At the end of 2015, Audi AG, the BMW Group and Daimler AG purchased HERE Technologies, a leading software company for high-resolution digital navigation maps and location-based services, from Nokia. (Earlier post.) HERE is designed as an open platform; since its takeover by the automaker consortium, the company has steadily been expanding its network of expertise in IT through new participations and strategic partnerships.
The new A8 features an array of technologies and connected vehicle services created by the map developer. One of the more obvious results is the new map view with direct destination input—the latest version of Audi’s modular infotainment platform (MIB2+) offers a navigation map with much clearer graphics. It combines highly detailed 3D models of cities worldwide with correspondingly realistic representations of many buildings.
A less obvious highlight is the new hybrid navigation solution. Route calculation takes place primarily online on HERE’s servers, and in parallel onboard the car. It takes account of the overall traffic picture throughout a region. The system even includes events far off the planned route if they could potentially have an impact on it.
Information is permanently updated at frequent intervals. The data transfer between the car and the HERE backend uses LTE Advanced for high throughput. This constant exchange and the high computing power of the HERE servers create scope for new functions: If the driver discovers that a section of their route becomes blocked at short notice, he or she can obtain a local diversion directly and very easily. If the driver wants to change the suggested route, he or she can enlarge the section in question on the display, then simply trace the new route with their finger and activate it.
The new myAudi smartphone app also uses HERE navigation software and seamlessly synchronizes navigation destinations and favorites with the car via the cloud. This enables the customer to start destination input from a smartphone before getting into the car. The myAudi app takes the driver to the car, and the navigation system continues route guidance in the car with no need for an additional, separate procedure. The app then guides the driver on to their destination address once the car has been parked.
The navigation software in the car uses the HERE database and also evaluates information on the course of the road. This includes the number and direction of lanes, the edges of the roadway, bends, descents and inclines, junctions, roundabouts and city limits.
This data is used by various safety, convenience and efficiency functions such as predictive adaptive cruise control (pACC) and predictive efficiency assist PEA. The central driver assistance controller (zFAS) also processes the data.
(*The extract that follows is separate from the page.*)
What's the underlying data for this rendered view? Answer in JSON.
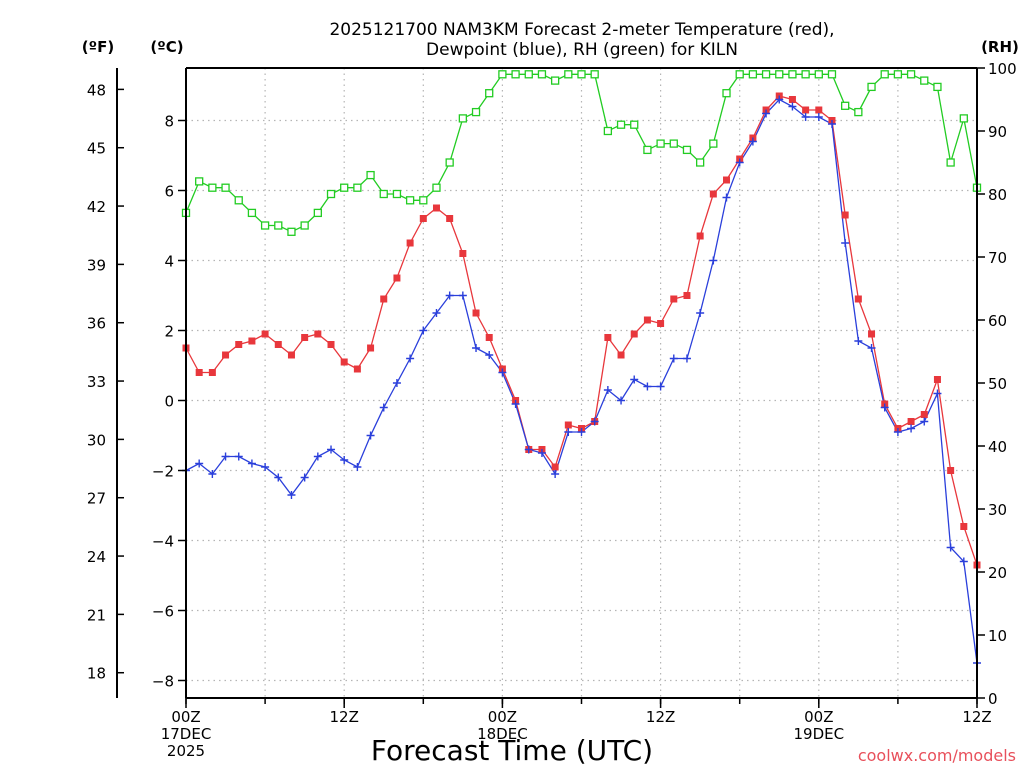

The controller receives the road data along the route from the navigation system, merges this with the data picked up by the on-board sensors and uses the results to determine e.g. the exact position of the car in its lane. The map data in the Audi A8 is updated automatically every three months over the permanent online connection.
In the medium-term, Audi will also team up with HERE for traffic sign information and hazard information—car-to-X services from the connect portfolio. The Audi models A4, A5, Q5 and Q7 use their on-board sensors to gather this information on speed limits and hazard points. At the moment, the information is still collected on Audi servers, processed and made available to Audi drivers.
One of HERE’s main projects is the HD Live Map. This provides the digital basis for future piloted driving. The new data platform describes the traffic space as a three-dimensional model accurate down to the centimeter rather than the meter, and dynamic rather than static. The HERE HD Live Map is currently in the setup phase, and the new Audi A8 is already prepared for this technology.
Audi participates in HERE together with other companies. Both sides plan to intensify their collaboration in future.